I shall call this post an exploration—a survey. Is mathematics, as Galileo Galilei described it, ‘the language in which God has written the universe’? Are the numerical features of the world, in the words of the authors of the Collins Dictionary of Philosophy, Godfrey Vesey and Paul Foulkes, ‘free from the inaccuracies we meet in other fields'? Many would say yes—however, there are things which give us pause for thought.
- Sometimes reality may be too complex for our mathematics to apply. It is impossible to calculate in advance something as simple as the trail of a snail on a wall. Stephen Hawking noted, 'Even if we do achieve a complete unified theory, we shall not be able to make detailed predictions in any but the simplest situations.' If we do try to do so, therefore, we abuse mathematics—or perhaps we should say, in many contexts, mathematics fails.
- Our measurement of the world may be inadequate to the task—in varying degrees. I take a ruler, and draw a line precisely 100 mm in length. But now I notice the grain of the paper, that my pencil mark is indistinct, and that the ruler's notches are crude. In many cases, mathematics is not the finest fit with the reality we deal with. In some cases, no fit at all. I measure the position of a particle, only to find that theoretical physicist Werner Heisenberg was right: I have lost its velocity.
- The cosmologist Rodney Holder notes that, with regard to numbers—all numbers—'a finite number of decimal places constitutes an error'. Owners of early Sinclair calculators, such as myself, viewed the propagation of errors in these devices with astonishment. While calculators are now much refined, the problem is still there, and always will be. This error, writes Holder, 'propagates so rapidly that prediction is impossible'.
- In 1931, the mathematician Kurt Gödel presented his incompleteness theorems. Numbers systems, he showed, have limits of provability. We cannot unite what is provable with what is true—given that what this really means is, in the words of Natalie Wolchover, ‘ill-understood’. A better known consequence of this is that no program can find all the viruses on one’s computer. Consider also that no system in itself can prove one’s own veracity.
- Then, it is we ourselves who decide what makes up each unit of mathematics. A unit may be one atom, one litre of water, or one summer. But it is not that simple. Albert Einstein noted that a unit 'singles out a complex from nature'. Units may represent clouds with noses, ants which fall off a wall, names which start with a 'J', and so on. How suitable are our units, in each case, for manipulation with mathematics?
- Worst of all, there are always things which lie beyond our equations. Whenever we scope a system, in the words of philosophy professor Simon Blackburn, there is 'the selection of particular facts as the essential ones'. We must first define a system’s boundaries. We must choose what it will include and what not. This is practically impossible, for the reason that, in the words of Thomas Berry, an Earth historian, 'nothing is completely itself without everything else'.
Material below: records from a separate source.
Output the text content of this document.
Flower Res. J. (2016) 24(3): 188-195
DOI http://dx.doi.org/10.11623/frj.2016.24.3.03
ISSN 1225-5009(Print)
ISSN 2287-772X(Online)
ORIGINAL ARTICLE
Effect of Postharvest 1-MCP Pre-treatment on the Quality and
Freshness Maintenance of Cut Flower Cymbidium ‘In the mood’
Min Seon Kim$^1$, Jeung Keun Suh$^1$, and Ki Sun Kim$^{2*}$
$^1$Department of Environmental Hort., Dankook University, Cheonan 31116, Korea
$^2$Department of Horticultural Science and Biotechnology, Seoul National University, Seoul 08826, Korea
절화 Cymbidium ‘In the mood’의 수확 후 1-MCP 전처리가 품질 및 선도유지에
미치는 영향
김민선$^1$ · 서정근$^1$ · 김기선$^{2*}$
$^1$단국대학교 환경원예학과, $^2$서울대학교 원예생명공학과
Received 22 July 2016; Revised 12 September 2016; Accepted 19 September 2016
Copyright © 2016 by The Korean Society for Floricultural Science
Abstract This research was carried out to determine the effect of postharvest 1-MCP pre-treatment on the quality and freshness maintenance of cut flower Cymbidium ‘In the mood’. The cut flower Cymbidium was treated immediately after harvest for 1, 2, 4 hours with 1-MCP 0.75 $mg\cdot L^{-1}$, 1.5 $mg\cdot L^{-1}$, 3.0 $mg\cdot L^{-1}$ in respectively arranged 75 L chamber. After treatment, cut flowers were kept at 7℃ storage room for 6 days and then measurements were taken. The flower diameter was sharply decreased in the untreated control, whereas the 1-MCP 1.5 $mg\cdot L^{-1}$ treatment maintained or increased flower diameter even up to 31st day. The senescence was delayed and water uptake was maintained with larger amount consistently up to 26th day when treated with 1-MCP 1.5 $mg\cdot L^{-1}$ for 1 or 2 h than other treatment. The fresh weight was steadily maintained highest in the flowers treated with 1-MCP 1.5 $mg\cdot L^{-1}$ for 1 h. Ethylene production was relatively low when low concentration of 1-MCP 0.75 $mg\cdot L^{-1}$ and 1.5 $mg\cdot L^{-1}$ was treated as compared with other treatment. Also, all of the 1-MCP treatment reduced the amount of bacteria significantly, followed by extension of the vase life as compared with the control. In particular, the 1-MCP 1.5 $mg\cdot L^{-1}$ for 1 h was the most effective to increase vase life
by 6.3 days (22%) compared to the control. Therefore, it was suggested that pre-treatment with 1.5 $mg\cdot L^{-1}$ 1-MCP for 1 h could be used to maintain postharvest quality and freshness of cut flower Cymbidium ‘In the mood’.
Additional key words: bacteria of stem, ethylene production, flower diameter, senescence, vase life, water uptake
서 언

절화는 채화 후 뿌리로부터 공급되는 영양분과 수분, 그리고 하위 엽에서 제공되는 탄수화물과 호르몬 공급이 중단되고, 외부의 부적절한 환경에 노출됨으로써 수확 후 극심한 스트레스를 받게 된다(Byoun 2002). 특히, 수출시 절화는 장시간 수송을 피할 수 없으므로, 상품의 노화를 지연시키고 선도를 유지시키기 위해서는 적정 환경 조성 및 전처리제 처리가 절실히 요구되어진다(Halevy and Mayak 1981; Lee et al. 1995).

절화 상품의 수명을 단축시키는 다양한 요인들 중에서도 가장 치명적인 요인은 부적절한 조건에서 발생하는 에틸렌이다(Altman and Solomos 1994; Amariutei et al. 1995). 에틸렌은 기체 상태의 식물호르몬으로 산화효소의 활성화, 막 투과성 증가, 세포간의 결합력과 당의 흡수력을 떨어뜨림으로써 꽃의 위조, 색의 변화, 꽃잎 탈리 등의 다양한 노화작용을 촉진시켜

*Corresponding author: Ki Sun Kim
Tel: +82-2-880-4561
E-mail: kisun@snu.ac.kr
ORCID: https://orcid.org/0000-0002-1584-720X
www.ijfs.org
- I shall add, myself, a 'post-Gödelian' theorem. Any and every mathematical equation assumes that it represents totality. In the simple equation x + y = z, there is nothing beyond z. As human beings, we can see that many things lie outside z, but if the equation could speak, it would know nothing of it. z revolts against the world, because the equation assumes a unitary result, which treats itself as the whole.
Certainly, we can calculate things with such stunning accuracy today that we can send a probe to land on a distant planet’s moon (Titan), to send back moving pictures. We have done even more wonderful things since, with ever increasing precision. Yet still the equations occupy their own totality. Everything else is banished. At what cost?